The public key for the signer is always a DNS TXT record, and its location is always:

<selector_name>._domainkey.<signing_domain>

So, for our DKIM-Signature header field example here we’d find the public key at

20230601._domainkey.gmail.com

DKIM was developed after SPF, as an answer to some of the shortcomings of SPF. SPF is what’s known as a path-based authentication protocol, meaning that its authorization check depends on the path that a message took from its origination point to its destination. This means that SPF is prone to failure when mail takes an indirect path to its destination, as for example when it’s sent to an address that immediately forwards it to another domain. DKIM, on the other hand, is what’s known as a content-based authentication protocol. DKIM-signed messages can still pass authentication checks regardless of the path the message took; so long as the signed parts haven’t been altered, the message should pass.
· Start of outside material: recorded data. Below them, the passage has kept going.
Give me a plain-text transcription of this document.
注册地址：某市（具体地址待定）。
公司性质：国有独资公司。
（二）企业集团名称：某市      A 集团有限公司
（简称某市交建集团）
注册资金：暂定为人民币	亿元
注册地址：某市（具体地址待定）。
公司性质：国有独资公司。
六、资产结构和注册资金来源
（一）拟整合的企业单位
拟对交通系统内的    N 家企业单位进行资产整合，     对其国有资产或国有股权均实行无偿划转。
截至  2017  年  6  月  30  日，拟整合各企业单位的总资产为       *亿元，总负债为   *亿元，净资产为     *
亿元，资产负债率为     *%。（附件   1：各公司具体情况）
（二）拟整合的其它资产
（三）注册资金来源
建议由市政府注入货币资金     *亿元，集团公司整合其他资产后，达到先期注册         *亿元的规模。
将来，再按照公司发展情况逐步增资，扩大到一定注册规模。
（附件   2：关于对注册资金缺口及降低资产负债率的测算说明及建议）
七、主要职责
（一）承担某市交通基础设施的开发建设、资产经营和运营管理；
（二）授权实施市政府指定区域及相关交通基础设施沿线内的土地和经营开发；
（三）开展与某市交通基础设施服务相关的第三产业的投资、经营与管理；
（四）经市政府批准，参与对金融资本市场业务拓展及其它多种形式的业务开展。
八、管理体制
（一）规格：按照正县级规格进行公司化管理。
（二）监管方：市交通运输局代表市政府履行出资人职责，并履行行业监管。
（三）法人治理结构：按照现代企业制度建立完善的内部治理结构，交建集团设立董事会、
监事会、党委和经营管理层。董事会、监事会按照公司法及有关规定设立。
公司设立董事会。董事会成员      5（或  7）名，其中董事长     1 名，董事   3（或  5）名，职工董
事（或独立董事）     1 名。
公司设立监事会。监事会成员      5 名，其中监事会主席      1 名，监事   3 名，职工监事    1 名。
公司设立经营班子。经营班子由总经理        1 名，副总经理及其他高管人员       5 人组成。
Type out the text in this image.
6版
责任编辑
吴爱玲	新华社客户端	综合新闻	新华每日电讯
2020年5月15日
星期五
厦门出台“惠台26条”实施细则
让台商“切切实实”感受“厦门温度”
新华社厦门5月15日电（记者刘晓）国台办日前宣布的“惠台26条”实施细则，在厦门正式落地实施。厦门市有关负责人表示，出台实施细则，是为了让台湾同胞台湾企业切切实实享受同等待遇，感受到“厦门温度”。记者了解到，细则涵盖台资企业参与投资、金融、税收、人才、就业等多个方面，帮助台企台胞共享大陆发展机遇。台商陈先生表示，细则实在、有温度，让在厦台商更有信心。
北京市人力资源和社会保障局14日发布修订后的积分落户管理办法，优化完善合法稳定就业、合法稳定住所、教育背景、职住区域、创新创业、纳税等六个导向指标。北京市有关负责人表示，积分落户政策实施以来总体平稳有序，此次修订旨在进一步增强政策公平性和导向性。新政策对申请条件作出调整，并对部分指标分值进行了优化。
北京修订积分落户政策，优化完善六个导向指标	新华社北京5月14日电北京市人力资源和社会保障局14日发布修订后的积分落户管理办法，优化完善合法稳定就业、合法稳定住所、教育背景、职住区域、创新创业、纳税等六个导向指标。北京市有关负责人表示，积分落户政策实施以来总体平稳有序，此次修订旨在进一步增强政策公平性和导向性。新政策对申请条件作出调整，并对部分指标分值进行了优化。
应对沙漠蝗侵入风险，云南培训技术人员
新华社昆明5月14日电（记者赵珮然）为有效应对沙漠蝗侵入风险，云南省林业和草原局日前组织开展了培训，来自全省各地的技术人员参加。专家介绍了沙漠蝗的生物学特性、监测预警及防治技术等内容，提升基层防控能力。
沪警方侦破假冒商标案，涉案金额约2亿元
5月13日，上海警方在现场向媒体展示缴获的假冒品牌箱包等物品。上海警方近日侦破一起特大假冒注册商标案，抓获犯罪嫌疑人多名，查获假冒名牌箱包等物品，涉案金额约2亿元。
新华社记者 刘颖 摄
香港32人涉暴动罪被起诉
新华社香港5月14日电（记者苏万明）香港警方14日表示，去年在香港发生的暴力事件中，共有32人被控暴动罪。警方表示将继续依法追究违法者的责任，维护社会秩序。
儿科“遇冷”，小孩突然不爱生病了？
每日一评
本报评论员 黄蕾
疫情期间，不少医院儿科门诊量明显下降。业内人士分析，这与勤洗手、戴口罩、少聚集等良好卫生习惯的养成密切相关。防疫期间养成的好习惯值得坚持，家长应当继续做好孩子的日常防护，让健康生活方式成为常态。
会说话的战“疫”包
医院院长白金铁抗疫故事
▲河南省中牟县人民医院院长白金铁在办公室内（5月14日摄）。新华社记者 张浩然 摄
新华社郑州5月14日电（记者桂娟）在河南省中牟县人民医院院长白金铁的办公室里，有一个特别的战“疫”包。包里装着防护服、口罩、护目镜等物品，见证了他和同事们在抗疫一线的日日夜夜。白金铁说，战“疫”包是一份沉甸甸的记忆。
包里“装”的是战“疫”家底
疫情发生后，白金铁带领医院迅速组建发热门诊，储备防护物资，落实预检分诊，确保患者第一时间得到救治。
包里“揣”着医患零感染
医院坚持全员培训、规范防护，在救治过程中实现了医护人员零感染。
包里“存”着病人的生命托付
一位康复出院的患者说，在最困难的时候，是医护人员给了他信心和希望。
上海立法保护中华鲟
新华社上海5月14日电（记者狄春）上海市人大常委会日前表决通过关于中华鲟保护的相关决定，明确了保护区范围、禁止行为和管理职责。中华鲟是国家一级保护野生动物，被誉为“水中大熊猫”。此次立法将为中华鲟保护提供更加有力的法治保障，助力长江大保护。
Domain-based Message Authentication, Reporting, and Conformance (DMARC)

DMARC is an authentication mechanism to check whether or not a domain owner authorized use of its domain in the RFC5322.From header field of an email message. DMARC relies on the concept of “Domain Alignment”, where two domains are said to be in alignment either if they’re identical (a.k.a., “strict alignment”) or if they have the same “Organizational Domain” (a.k.a., “relaxed alignment”). A domain’s “Organizational Domain” is typically the domain name that was registered by an organization in order to establish a presence on the Internet; for example, “greenarrowemail.com” is one of GreenArrow’s Organizational Domains.

Domain owners participate in DMARC by publishing a DNS TXT record. That record can contain a number of tag-value pairs, but the two most important are one that allows the domain owner to request a level of treatment for mail using the domain and failing DMARC and one that specifies a mailbox for receiving regular reports from mailbox providers containing data about authentication results for their domain.

DMARC is not an authenticaton protocol per se; rather, it relies on DKIM and SPF authentication to determine if the RFC5322.From uses an authorized domain. In order for DMARC validation to pass, one of the following must be true:

The message must pass DKIM validation checks, and the DKIM signing domain (the d= domain in the DKIM-Signature header field) must be aligned with the RFC5322.From domain, OR
The message must pass SPF validation checks, and the RFC5321.MailFrom domain must be aligned with the RFC5322.From domain.